Brooklyn Eagle (May 25, 1944)
State opens drive against vote frauds
Herlands appointed to set up permanent nonpartisan bureau
By Joseph H. Schmalacker
A sweeping drive to block ballot frauds was opened by the state today when William B. Herlands, Mayor La Guardia’s former Commissioner of Investigations, was called in by Nathaniel L. Goldstein, the Attorney General, to organize a new Election Frauds Bureau in the State Law Department.
The new bureau, authorized by the Legislature under a $50,000 appropriation, will be permanent and will be formed on nonpartisan lines, Mr. Goldstein announced.
Herlands, a former Brooklyn resident, who is now living in Manhattan, was appointed by Mr. Goldstein as the bureau’s organizer with the rank of Special Deputy Attorney General at a salary which will be at the rate of $750 a month. His assignment will be part-time and he will continue to maintain his private law offices.
Must guard sanctity of ballot
Mr. Goldstein said:
While Americans on the battlefield are fighting a war to preserve democracy, we on the home front must vigilantly guard the sanctity of the ballot so that the vote of the soldier in the field and the civilian at home may be properly protected. The right to vote for candidates of one’s own choosing, the secrecy of the ballot and an honest count of the votes cast lie at the very root of our form of government. These rights must be preserved, even though we may differ as to candidates and issues. It is more important that our elections be conducted free from fraud and according to law than that any particular candidate should win.
Mr. Goldstein said Democrats as well as Republicans would be named to staff the new bureau. The appropriation to permit the new agency to be organized was urged upon the Legislature last winter by Mr. Goldstein.

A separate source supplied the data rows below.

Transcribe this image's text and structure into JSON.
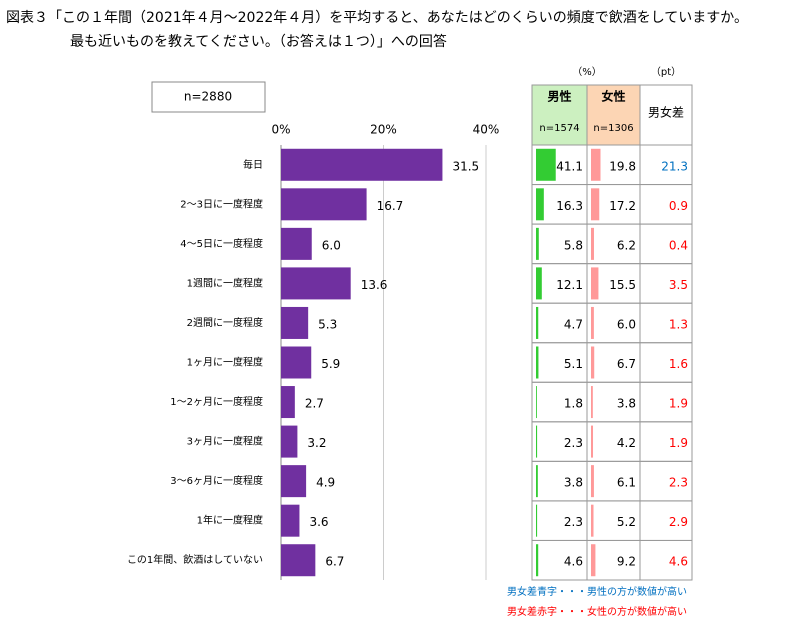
{
  "chart_data": {
    "type": "bar",
    "title": "図表３「この１年間（2021年４月～2022年４月）を平均すると、あなたはどのくらいの頻度で飲酒をしていますか。",
    "subtitle": "最も近いものを教えてください。（お答えは１つ）」への回答",
    "sample_label": "n=2880",
    "categories": [
      "毎日",
      "2～3日に一度程度",
      "4～5日に一度程度",
      "1週間に一度程度",
      "2週間に一度程度",
      "1ヶ月に一度程度",
      "1～2ヶ月に一度程度",
      "3ヶ月に一度程度",
      "3～6ヶ月に一度程度",
      "1年に一度程度",
      "この1年間、飲酒はしていない"
    ],
    "values": [
      31.5,
      16.7,
      6.0,
      13.6,
      5.3,
      5.9,
      2.7,
      3.2,
      4.9,
      3.6,
      6.7
    ],
    "value_labels": [
      "31.5",
      "16.7",
      "6.0",
      "13.6",
      "5.3",
      "5.9",
      "2.7",
      "3.2",
      "4.9",
      "3.6",
      "6.7"
    ],
    "color": "#7030a0",
    "xlim": [
      0,
      40
    ],
    "xticks": [
      {
        "value": 0,
        "label": "0%"
      },
      {
        "value": 20,
        "label": "20%"
      },
      {
        "value": 40,
        "label": "40%"
      }
    ],
    "grid": true,
    "table": {
      "unit_pct": "（%）",
      "unit_pt": "（pt）",
      "male": {
        "name": "男性",
        "n": "n=1574",
        "header_color": "#ccf0c0",
        "color": "#33cc33",
        "values": [
          41.1,
          16.3,
          5.8,
          12.1,
          4.7,
          5.1,
          1.8,
          2.3,
          3.8,
          2.3,
          4.6
        ],
        "value_labels": [
          "41.1",
          "16.3",
          "5.8",
          "12.1",
          "4.7",
          "5.1",
          "1.8",
          "2.3",
          "3.8",
          "2.3",
          "4.6"
        ]
      },
      "female": {
        "name": "女性",
        "n": "n=1306",
        "header_color": "#fcd5b4",
        "color": "#ff9999",
        "values": [
          19.8,
          17.2,
          6.2,
          15.5,
          6.0,
          6.7,
          3.8,
          4.2,
          6.1,
          5.2,
          9.2
        ],
        "value_labels": [
          "19.8",
          "17.2",
          "6.2",
          "15.5",
          "6.0",
          "6.7",
          "3.8",
          "4.2",
          "6.1",
          "5.2",
          "9.2"
        ]
      },
      "diff": {
        "name": "男女差",
        "values": [
          21.3,
          0.9,
          0.4,
          3.5,
          1.3,
          1.6,
          1.9,
          1.9,
          2.3,
          2.9,
          4.6
        ],
        "value_labels": [
          "21.3",
          "0.9",
          "0.4",
          "3.5",
          "1.3",
          "1.6",
          "1.9",
          "1.9",
          "2.3",
          "2.9",
          "4.6"
        ],
        "colors": [
          "#0070c0",
          "#ff0000",
          "#ff0000",
          "#ff0000",
          "#ff0000",
          "#ff0000",
          "#ff0000",
          "#ff0000",
          "#ff0000",
          "#ff0000",
          "#ff0000"
        ]
      },
      "notes": [
        {
          "text": "男女差青字・・・男性の方が数値が高い",
          "color": "#0070c0"
        },
        {
          "text": "男女差赤字・・・女性の方が数値が高い",
          "color": "#ff0000"
        }
      ]
    }
  }
}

This was after a special report had been submitted to him by J. Edward Lumbard Jr., a special deputy who headed an investigation of election frauds last year.
The investigation was centered in Albany and other large population areas, including Brooklyn, where a spot-check last year uncovered evidence of considerable election irregularities. The Brooklyn investigation was in charge of A. David Benjamin, a special deputy.
Herlands familiar with task
Mr. Herlands, before his appointment in the La Guardia administration, was chief assistant to Governor Dewey while the latter was making his investigation of rackets in New York County. He resigned as Commissioner of Investigations March 1.
Attorney General Goldstein said Mr. Herlands was familiar with election law problems and that he and Mr. Lumbard prosecuted a number of election officials for ballot frauds committed in 1932.